Question Type 1: Constructing Venn diagrams to calculate probabilities for 2 events Exercises

In a survey of 50 students, 20 study French, 15 study German, and 5 study both. Calculate the probability that a randomly chosen student studies neither language.

Two fair six-sided dice are rolled. What is the probability that their product is 12?

A fair coin is flipped. If it lands heads, a biased coin with $P(H)=0.75$ is tossed; if tails, the same biased coin has $P(H)=0.25$. What is the probability of getting heads on the second toss?

In a class of 80 pupils, 30 passed Maths, 50 passed English and 10 passed both. Find the probability that a randomly selected pupil passed at least one of the two subjects.

A person chooses Yes or No with equal probability. If they choose Yes, the next choice is Yes with probability 0.75; if they choose No, the next choice is Yes with probability 0.25. Find the probability that they choose Yes then No.

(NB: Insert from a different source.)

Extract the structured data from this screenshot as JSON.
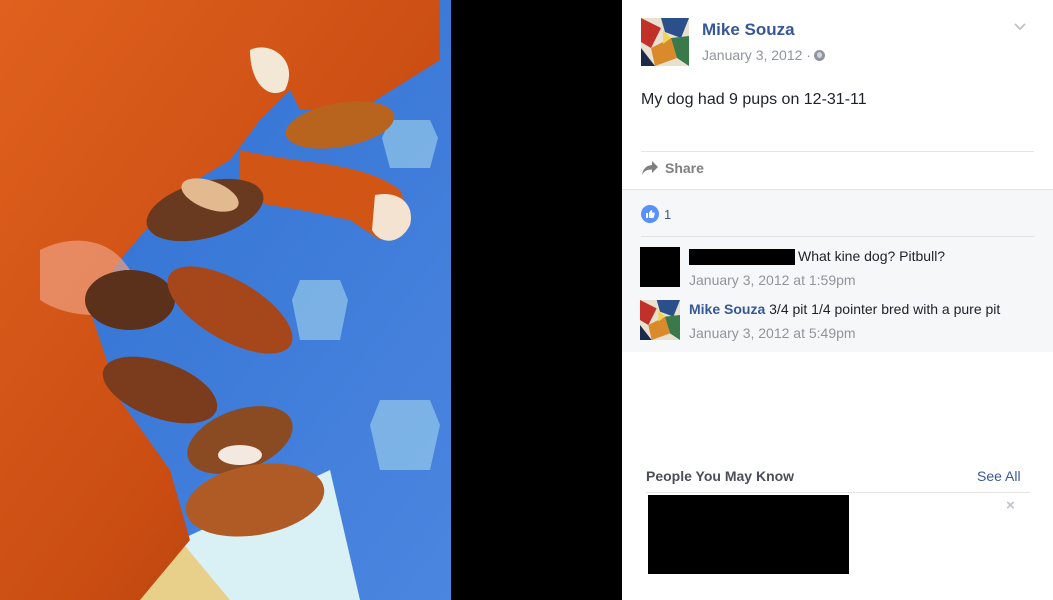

A factory uses machine A 60% of the time (defect rate 5%) and machine B 40% of the time (defect rate 2%). Calculate the probability that a randomly chosen item is defective.

In a community of 500 people, 200 own a car, 150 own a bicycle and 100 own both. Calculate the probability that a randomly chosen person owns neither.

A red die and a blue die are rolled. What is the probability that the red die shows a higher number than the blue die?

Given events A and B with $P(A)=0.7$, $P(B)=0.4$ and $P(A\cap B)=0.3$, find $P(A\cup B)$.

A delivery follows one of two routes: Route A with P=0.3 or Route B with P=0.7. On each route, on-time delivery occurs with probability 0.8 for A and 0.6 for B. If on time, customer satisfaction is 0.9; if late, satisfaction is 0.3. Find the probability of customer satisfaction.